No e-mail enviado, a Seap questiona se a prisão de Almeida seria revogada ou convertida em preventiva. Após a troca de mensagem entre os dois órgãos, a prisão temporária do suspeito foi prorrogada por mais 30 dias. "Ocorre que o prazo [da prisão temporária de Almeida] termina em 28 de setembro. Assim, questionamos sua revogação ou a decretação da prisão preventiva", diz o e-mail enviado pela Seap ao TJ-RJ ao qual a Folha teve acesso.

E-mail da Secretaria de Administração Penitenciária do Rio enviado ao Tribunal de Justiça questionando se prisão de Peterson de Almeida seria revogada ou transformada em preventiva.
E-mail enviado pela Seap ao TJ-RJ questionando se prisão de Peterson de Almeida seria revogada ou transformada em preventiva - Reprodução

Crise de segurança

A soltura de Almeida acontece em meio à crise de segurança no Rio de Janeiro, que se intensificou na semana passada. No dia 23, um trem e 35 ônibus foram incendiados na zona oeste da cidade em ação em represália à morte de um miliciano ligado a Zinho.

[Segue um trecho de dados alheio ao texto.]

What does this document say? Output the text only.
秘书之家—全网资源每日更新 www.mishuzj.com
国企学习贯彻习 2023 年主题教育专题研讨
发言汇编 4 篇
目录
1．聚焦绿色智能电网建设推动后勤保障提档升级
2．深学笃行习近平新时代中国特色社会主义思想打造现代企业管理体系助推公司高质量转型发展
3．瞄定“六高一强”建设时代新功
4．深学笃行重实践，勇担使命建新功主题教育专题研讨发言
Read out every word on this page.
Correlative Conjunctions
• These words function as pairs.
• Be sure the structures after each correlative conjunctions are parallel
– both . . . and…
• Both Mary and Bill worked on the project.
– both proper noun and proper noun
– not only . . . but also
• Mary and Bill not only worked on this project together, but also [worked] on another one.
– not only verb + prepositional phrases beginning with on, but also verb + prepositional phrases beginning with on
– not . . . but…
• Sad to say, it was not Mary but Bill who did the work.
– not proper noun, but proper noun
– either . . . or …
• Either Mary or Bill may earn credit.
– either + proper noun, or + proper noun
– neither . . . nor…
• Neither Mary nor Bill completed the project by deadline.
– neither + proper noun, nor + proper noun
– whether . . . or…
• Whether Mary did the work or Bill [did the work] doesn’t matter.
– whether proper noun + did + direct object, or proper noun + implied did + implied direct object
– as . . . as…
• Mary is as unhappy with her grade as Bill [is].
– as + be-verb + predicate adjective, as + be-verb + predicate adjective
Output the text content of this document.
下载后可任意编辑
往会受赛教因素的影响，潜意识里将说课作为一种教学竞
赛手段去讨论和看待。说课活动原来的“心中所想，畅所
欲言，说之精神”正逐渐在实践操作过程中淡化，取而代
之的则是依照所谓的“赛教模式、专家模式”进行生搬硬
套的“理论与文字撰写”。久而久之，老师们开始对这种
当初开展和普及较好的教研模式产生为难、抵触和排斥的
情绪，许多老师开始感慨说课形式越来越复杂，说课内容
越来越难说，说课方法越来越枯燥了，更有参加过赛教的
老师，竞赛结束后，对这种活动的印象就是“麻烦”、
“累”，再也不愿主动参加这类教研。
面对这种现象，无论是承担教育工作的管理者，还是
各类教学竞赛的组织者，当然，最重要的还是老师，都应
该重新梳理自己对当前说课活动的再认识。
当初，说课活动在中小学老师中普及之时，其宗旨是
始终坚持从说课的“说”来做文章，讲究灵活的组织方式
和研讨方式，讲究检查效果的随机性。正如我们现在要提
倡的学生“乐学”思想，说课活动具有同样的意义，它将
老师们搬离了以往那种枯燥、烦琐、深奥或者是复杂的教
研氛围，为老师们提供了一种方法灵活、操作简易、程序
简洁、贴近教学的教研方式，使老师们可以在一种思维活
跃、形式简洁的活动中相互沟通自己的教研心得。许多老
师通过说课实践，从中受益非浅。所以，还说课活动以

De acordo com o Ministério Público, Almeida, aliado de Zinho, negociava armas e planejava execuções de integrantes de grupos rivais. Ele é apontado como uma das lideranças da milícia e atua principalmente nos bairros de Sepetiba e Nova Sepetiba, na zona oeste.

Almeida foi preso pelo Gaeco (Grupo de Atuação Especializada de Combate ao Crime Organizado) em ação conjunta com a Polícia Federal, no final de agosto.

Presos soltos por engano

Almeida não é o primeiro criminoso a ficar de fora do banco nacional de mandados de prisão. No início do mês, a Folha revelou que o nome de Wilton Quintanilha estava fora do BNMP apesar de ele ser considerado foragido pela Justiça fluminense.

Conhecido como Abelha, Quintanilha é considerado um dos principais líderes do Comando Vermelho e era um dos alvos da operação que durou seis dias no Complexo da Maré, no início do mês.

O traficante, que já havia sido preso, também deixou a prisão após uma falha de comunicação entre a Justiça e a Seap. Quintanilha saiu pela porta da frente do Complexo Penitenciário de Bangu, na zona oeste do Rio, em 2021, mesmo com mandado de prisão ativo. Ainda restavam 18 anos de prisão pelo crime de homicídio; ele já havia cumprido 19 anos preso, incluindo uma passagem por presídio federal.

A Seap afirmou, na ocasião da sua saída, que houve falha de comunicação entre o Judiciário e o complexo penal. Assim que passou pela porta da frente do presídio, Abelha recebeu um aperto de mão do então secretário de Administração Penitenciária, Raphael Montenegro, cena gravada pelas câmeras do presídio.

Tanto Abelha como Zinho são apontados pelo governador Cláudio Castro como os principais alvos das ações policiais do Rio.